Zwang zu Unisex-Tarifen schockt die Branche

7. März 2011 - Versicherer müssen künftig Unisex-Tarife anbieten. Der Europäische Gerichtshof (EuGH) entschied, dass nach dem Geschlecht differenzierende Versicherungs-Tarife spätestens 2013 Unzulässig sind. Die Branche tobt, doch die Finanzexpertinnen sind froh.

UNI-SEX Von sprachlosem Erstaunen bis zum tiefen Bedauern reicht die Bandbreite, die der EuGH Europäische Gerichtshof (http://curia.europa.eu) mit seinem Urteil zu geschlechtsneutralen Versicherungsbeiträgen auslöst. Doch es gibt auch Fürsprache für den Urteilspruch, den die EuGH-Richter in Luxemburg vergangenen Woche fällten. In der „Rechtssache C-236/09", stellte der EuGH klar, dass unterschiedliche Beiträge der Versicherer für Männer und Frauen diskriminierend und damit unzulässig seien.

Umsetzung in nationales Recht ist Pflicht
Bis zum 21. Dezember 2012 muss das EuGH-Urteil in nationales Recht umgesetzt werden. Sofern der Gesetzgeber an der Richtlinie nichts mehr ändert, müssen ab diesem Zeitpunkt Versicherungs-Verträge geschlechtsunabhängig (Unisex) angeboten werden. Treffen wird das die Sparten Krankenversicherung, Lebens- und Renten-Versicherung sowie die Auto-Versicherung, in denen zum Teil wenig überzeugende Unterschiede bei der Prämiengestaltung für Frauen und Männer gemacht werden. Übrigens sind Altverträge von den Richterspruch nicht betroffen. In der Branche wird nun mit steigenden Beiträgen durch das Urteil gerechnet. Eine Anhebung der Prämien sei unausweichbar.

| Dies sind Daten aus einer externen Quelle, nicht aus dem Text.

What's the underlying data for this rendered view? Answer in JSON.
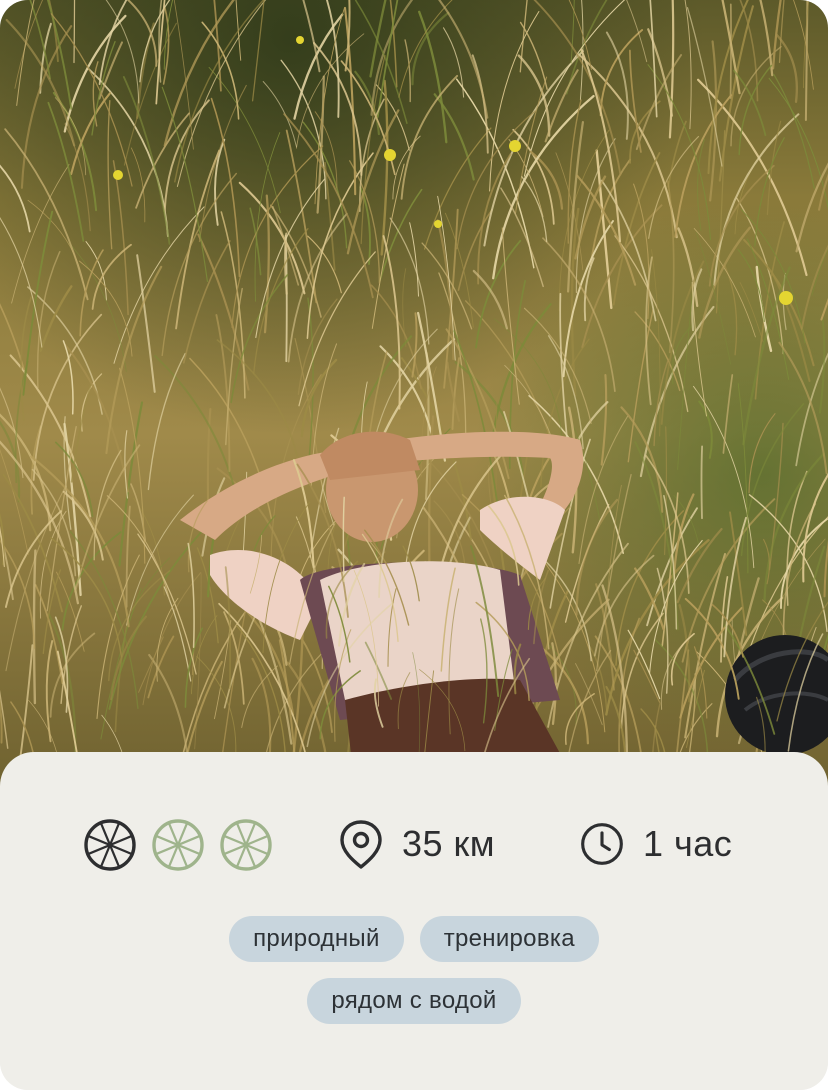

Lars GatschkeVerbraucherschützer sehen keinen Anlass für Verteuerung
Nicht alle Institutionen sehen in dem EuGH-Urteil Probleme. Die Verbraucherschützer sehen beispielsweise keinen Anlass für steigende Prämien. „Wir bewerten das Urteil positiv", sagte Lars Gatschke (Foto) von der Verbraucherzentrale Bundesverband (www.vzbv.de) gegenüber der Financial Times Deutschland (www.ftd.de). Auch während der 11. Handelsblatt Jahrestagung „Assekuranz im Aufbruch" (www.assekuranz-im-aufbruch.de), die vergangene Woche in München zu Ende ging, hielt Gatschke angesichts mit zahlreichen Top-Managern aus der Versicherungswirtschaft mit seiner Meinung pro EuGH-Urteil nicht hinterm Berg. Er sagte, die Versicherer hätten zu lange an den geschlechtsspezifischen Tarifen festgehalten zu haben. „Jetzt stehen sie vor einem Scherbenhaufen". Die Assekuranz habe es schlicht weg versäumt, ausreichend lange Zeitreihen zur Berechnung der Risiken ohne Zuordnung des Geschlechts zu erstellen.

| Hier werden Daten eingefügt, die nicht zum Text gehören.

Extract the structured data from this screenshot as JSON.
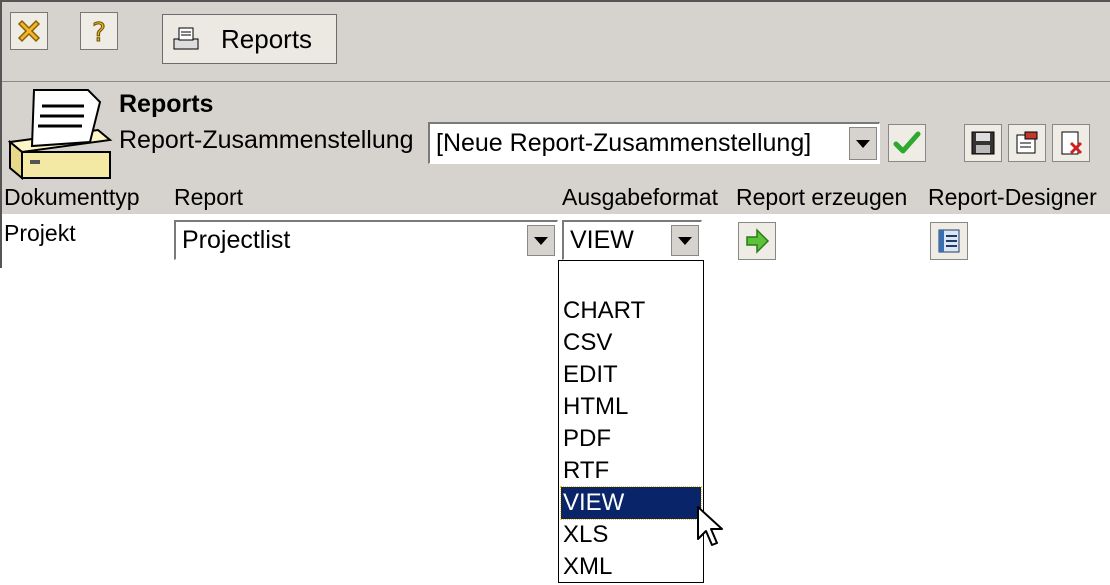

Dr. Mechthild Upgang Finanzexpertinnen begrüßen Urteil
Als der Europäische Gerichtshof sein Urteil zur Gleichbehandlung von Frauen und Männern bei den Versicherungsprämien bekannt gab, war der Aufschrei in der Branche riesengroß und einhellig. Vor Prämien-Explosionen, Markt-Verzerrungen und Kunden-Schädigungen wird gewarnt. Der Bundesverband unabhängiger Finanzdienstleisterinnen (BuF) e.V. (www.finanzexpertinnen.de), kann sich dieser Einschätzung nicht anschließen. Schließlich verweist der Verband bereits seit vielen Jahren auf gravierende Ungerechtigkeiten bei der Kalkulation privater Renten-Versicherungen. „Denn hier sind die Unterschiede so richtig spürbar", sagt Dr. Mechthild Upgang (Foto) vom BuF-Vorstand. Zwar würden Frauen bei der günstigeren Auto-Versicherung oder bei geschlechtsspezifisch kalkulierten Preisen von Risiko-Lebensversicherung profitieren, doch sei der Preisunterschied zu Männer-Tarifen in diesen Sparten geradezu lächerlich gering im Vergleich zur Renten-Versicherung.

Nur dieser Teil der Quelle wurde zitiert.